Where I live now: New York. It has everything in the world you could need, anytime you want it. You pay a higher price for that but I think it’s worth it.

What has been your favorite career experience?

I’ve had quite a few: Getting to perform on Broadway, singing for 1,800 people a night. Doing comedy sketches with Dave Chapelle. Performing in London with Judi Dench and Emily Blunt. Playing Romeo or Hamlet or Sweeney Todd. As I’ve said, I’ve been very fortunate.

What characters have been the easiest to relate to and to bring to stage? What’s been more challenging?

I felt Romeo was easy for me because I could relate to everything he goes through. I loved language from early on so Shakespeare wasn’t as challenging for me. As for more challenging, I’m playing Bruce Bechdel in Fun Home now in the national tour and he’s as challenging a character as I’ve come across. He’s not a simple man. Very complex, very layered. It took a long time to get inside him.

What has Fun Home helped you learn about yourself and the world?

Living truthfully is the healthiest way to live.

Why did you want to get involved in the production of Fun Home?

As an actor, I really wanted the challenge of playing Bruce Bechdel. I had some hesitation about going on the road for a year, but my wife reminded me that I went into this career to play roles like Bruce so I couldn’t say no.

How will you go about helping the world with this new knowledge from Fun Home?

Well, I don’t set out to help the world per se. That’s a daunting task. What I can do is tell the story as honestly as possible. If audiences come and see the show and are changed a little bit in the way THEY see the world, then perhaps I’ve participated in something that will nudge the world in a better direction. The more we can see others as more than OTHER and recognize our commonality, the better off everyone will be.

What are some challenges with a touring production?

Obviously packing up everything and moving every few weeks can get old, but getting to see the country and more importantly sharing this story more than makes up for that. Staying in hotels can get old. You don’t realize how much you miss having a kitchen until you DON’T have one.

You are in the Woody Allen movie, Irrational Man. What was it like to work with the cast and director?

Most important for me in that experience was getting to work with Parker Posey, who I love as an actress and discovering she was just a great, funny woman in real life. Woody isn’t the kind of director that’s going to hang out with you between takes. He was efficient and professional.

The 40th anniversary of the Illinois Shakespeare Festival (ISF) is this summer, featuring Cymbeline, A Midsummer Night’s Dream, and I Heart Juliet. Have you ever been a part of these casts?

I did Cymbeline and A Midsummer Night’s Dream at ISF in 1985. I remember playing Cloten in Cymbeline as a punk replete with black eyeshadow and piercings.
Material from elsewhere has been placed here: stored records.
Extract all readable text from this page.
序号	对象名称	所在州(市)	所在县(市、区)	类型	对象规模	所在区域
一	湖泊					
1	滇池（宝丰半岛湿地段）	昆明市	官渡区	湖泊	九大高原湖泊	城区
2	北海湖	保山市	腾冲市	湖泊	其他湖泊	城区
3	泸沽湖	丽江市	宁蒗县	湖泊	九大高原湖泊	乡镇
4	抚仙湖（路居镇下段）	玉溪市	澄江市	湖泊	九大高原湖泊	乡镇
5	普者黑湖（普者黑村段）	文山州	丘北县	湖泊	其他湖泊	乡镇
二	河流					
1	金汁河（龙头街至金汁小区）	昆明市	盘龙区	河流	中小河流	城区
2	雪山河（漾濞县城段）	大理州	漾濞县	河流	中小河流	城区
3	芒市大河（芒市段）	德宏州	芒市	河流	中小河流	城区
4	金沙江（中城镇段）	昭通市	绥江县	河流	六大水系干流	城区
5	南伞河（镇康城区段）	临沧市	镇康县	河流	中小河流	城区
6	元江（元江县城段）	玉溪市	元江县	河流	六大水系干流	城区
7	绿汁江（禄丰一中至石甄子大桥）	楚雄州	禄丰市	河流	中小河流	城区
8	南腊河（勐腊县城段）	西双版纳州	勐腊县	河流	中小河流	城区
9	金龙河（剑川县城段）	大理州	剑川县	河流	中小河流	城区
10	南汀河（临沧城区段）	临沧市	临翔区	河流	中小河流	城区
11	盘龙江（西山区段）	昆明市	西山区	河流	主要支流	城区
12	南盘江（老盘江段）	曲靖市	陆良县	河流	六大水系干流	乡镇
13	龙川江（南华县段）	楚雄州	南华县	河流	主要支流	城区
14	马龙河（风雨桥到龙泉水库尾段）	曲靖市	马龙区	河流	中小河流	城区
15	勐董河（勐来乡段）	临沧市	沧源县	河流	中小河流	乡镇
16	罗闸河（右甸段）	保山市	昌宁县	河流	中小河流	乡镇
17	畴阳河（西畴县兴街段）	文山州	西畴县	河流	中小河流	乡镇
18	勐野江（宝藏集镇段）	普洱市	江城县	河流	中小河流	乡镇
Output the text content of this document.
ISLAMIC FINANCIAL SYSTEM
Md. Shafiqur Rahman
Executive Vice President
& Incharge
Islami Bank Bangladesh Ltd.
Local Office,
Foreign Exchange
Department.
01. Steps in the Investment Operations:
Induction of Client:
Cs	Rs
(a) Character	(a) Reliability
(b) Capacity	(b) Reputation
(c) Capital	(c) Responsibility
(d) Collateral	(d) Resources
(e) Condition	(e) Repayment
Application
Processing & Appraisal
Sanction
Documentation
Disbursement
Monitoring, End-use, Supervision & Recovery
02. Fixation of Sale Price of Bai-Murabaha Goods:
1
That was fun.

Is there a Shakespearean role that you’ve wanted to play, but haven’t yet?

I want to tackle Macbeth or Richard III. I’ve come close with Richard twice but other projects conflicted. I had the chance to play Henry V twice and passed due to other things and will always regret not getting to play him.

Why do you think the arts are important today?

The arts are vital because they allow the communication of ideas in a form that is at times gentler and at times more impactful than simply stating something outright. In an age where everyone spits out their thoughts and opinions on social media those things become cheap and easy and ultimately can get lost in the deluge. Artists take time to craft ideas and deliver them in an elevated form that can enable audiences to consider new thoughts and ideas they might reject otherwise or never be exposed to.

Is there any advice you’d like to give to our students?

Do the hard work to become better at what you desire to become. Your imagination is your most important tool but it will be less effective if you don’t have the other tools to communicate that imagination. Diction, movement, voice work. These are very technical things that you want to master so you can forget them and focus on creating. Once they become second nature will you be able to share your creations effectively. Actors are storytellers so it doesn’t matter how creative we are when telling those stories if the audiences can’t understand what we are telling them.